11 January 2017 10:00 to 12:00
Lieu le Fonds européen pour la démocratie (FEDEM) Avenue des Gaulois 29
1040 Bruxelles, Belgique

Relations entre l’UE et l’Arménie: obstacles non surmontés ou opportunités inexploitées?

11 January 2017 10:00 to 12:00
le Fonds européen pour la démocratie (FEDEM) Avenue des Gaulois 29
1040 Bruxelles, Belgique

La fondation Eurasia Partnership Foundation (EPF) et le Fonds européen pour la démocratie (FEDEM) organisaient le 11 janvier 2017 une discussion d’experts sur les relations entre l’Union européenne et l’Arménie - une initiative opportune à l’approche des élections et de la conclusion d’un accord entre l’UE et l’Arménie.

En vue des prochaines élections parlementaires en avril et du nouvel accord-cadre, qui fait l’objet de négociations depuis décembre 2015 et qui devrait être prochainement signé, intervenants et participants ont évoqué les principaux obstacles entravant les réformes et les avancées, et ont émis des recommandations pour l’avenir du pays.

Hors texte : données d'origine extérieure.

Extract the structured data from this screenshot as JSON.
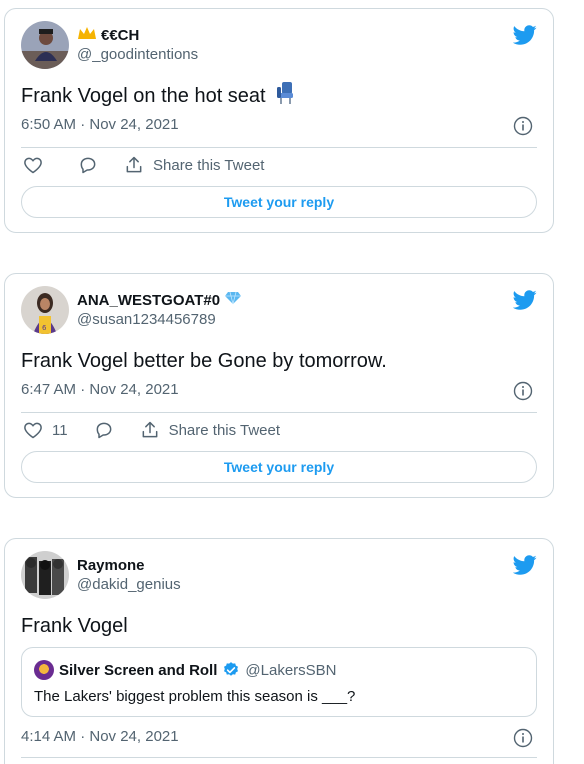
{
  "tweets": [
    {
      "display_name": "€€CH",
      "name_prefix_emoji": "crown-emoji",
      "handle": "@_goodintentions",
      "text": "Frank Vogel on the hot seat",
      "text_emoji": "seat-emoji",
      "time": "6:50 AM · Nov 24, 2021",
      "like_count": "",
      "share_label": "Share this Tweet",
      "reply_label": "Tweet your reply"
    },
    {
      "display_name": "ANA_WESTGOAT#0",
      "name_suffix_emoji": "diamond-emoji",
      "handle": "@susan1234456789",
      "text": "Frank Vogel better be Gone by tomorrow.",
      "time": "6:47 AM · Nov 24, 2021",
      "like_count": "11",
      "share_label": "Share this Tweet",
      "reply_label": "Tweet your reply"
    },
    {
      "display_name": "Raymone",
      "handle": "@dakid_genius",
      "text": "Frank Vogel",
      "quote": {
        "display_name": "Silver Screen and Roll",
        "verified": true,
        "handle": "@LakersSBN",
        "text": "The Lakers' biggest problem this season is ___?"
      },
      "time": "4:14 AM · Nov 24, 2021"
    }
  ],
  "colors": {
    "twitter_blue": "#1d9bf0",
    "text_primary": "#0f1419",
    "text_secondary": "#536471",
    "border": "#cfd9de",
    "crown_gold": "#f5b301",
    "diamond_blue": "#5ab7f0"
  },
  "icons": [
    "twitter-bird-icon",
    "info-icon",
    "heart-icon",
    "reply-icon",
    "share-icon",
    "verified-badge-icon"
  ]
}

Artak Ayunts, spécialiste de la transformation et de l’analyse des conflits chez EPF, a évoqué le conflit non résolu du Haut-Karabagh. Il a avancé plusieurs recommandations afin de surmonter la situation actuelle « sans guerre, ni paix », notamment:

  • des mesures transfrontalières destinées à rétablir la confiance;
  • un contrôle adéquat de l’accord de cessez-le-feu s’accompagnant d’un ensemble de mécanismes à actionner en cas de violation;
  • une plus grande sensibilisation pour contrer les discours haineux;
  • des liens plus étroits entre les groupes de sociétés civiles.

 

M. Ayunts a également abordé la question des relations arméno-turques, soulignant les nombreux exemples d’interactions et de flux économiques malgré tous les obstacles, suggérant d’éventuelles opportunités si la frontière était rouverte.

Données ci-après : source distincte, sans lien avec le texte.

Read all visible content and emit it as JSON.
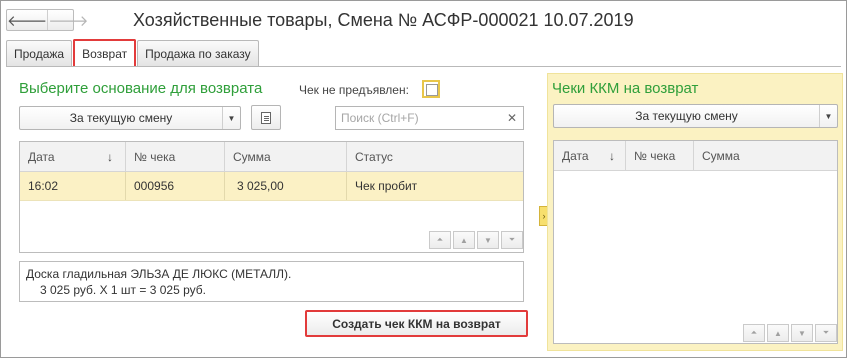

Mikayel Hovyannisyan, spécialiste à l’EPF des relations arméno-européennes et ancien coordinateur de l’EaP Civil Society Forum de l’Armenian National Platform, a partagé son point de vue sur l’importance d’une diplomatie internationale à multiples volets et décrit les entraves à la réforme. Outre la corruption endémique, M. Hovyannisyan a particulièrement souligné la profonde méfiance de la société civile à l’égard des autorités et l’avancement de la réforme. M. Hovyannisyan a également évoqué le manque de connaissances de la population sur les questions de l’Union européenne et les différents aspects du soutien de l’UE à l’Arménie.

Sur le plan des droits de l’homme, Isabella Sargsyan, responsable du programme transfrontalier de l’EPF, n’a pas manqué de critiquer le système politique arménien, le comparant aux autres régimes autoritaires post-soviétiques. Si l’accès à Internet est libre et la société civile arménienne dynamique, le gouvernement a recours aux mêmes techniques de répression, d’ajournement des réformes et de fraude électorale.

Comme elle l'a déclaré avant de conclure:

« Les bonnes choses que nous avons, ce n’est pas grâce mais en dépit du gouvernement. Les changements voient le jour grâce aux actions des citoyens et de la société civile, avec le soutien des États-Unis et des États membres de l’UE. »

Enfin, Naira Sultanyan, consultante pour le FEDEM en Arménie, a parlé des relations entre les ONG et les partis politiques. Comme elle l’a expliqué, la législation arménienne autorise les ONG à s’engager dans des activités politiques. Cependant, si les ONG jouent un rôle vital et réalisent un travail crucial, elles n’endossent pas assez de responsabilité politique. Cela veut dire que les ONG, bénéficiant de financements versés par des donateurs, devraient intervenir plus auprès des partis politiques et partager de manière plus proactive leurs connaissances et leurs compétences avec eux.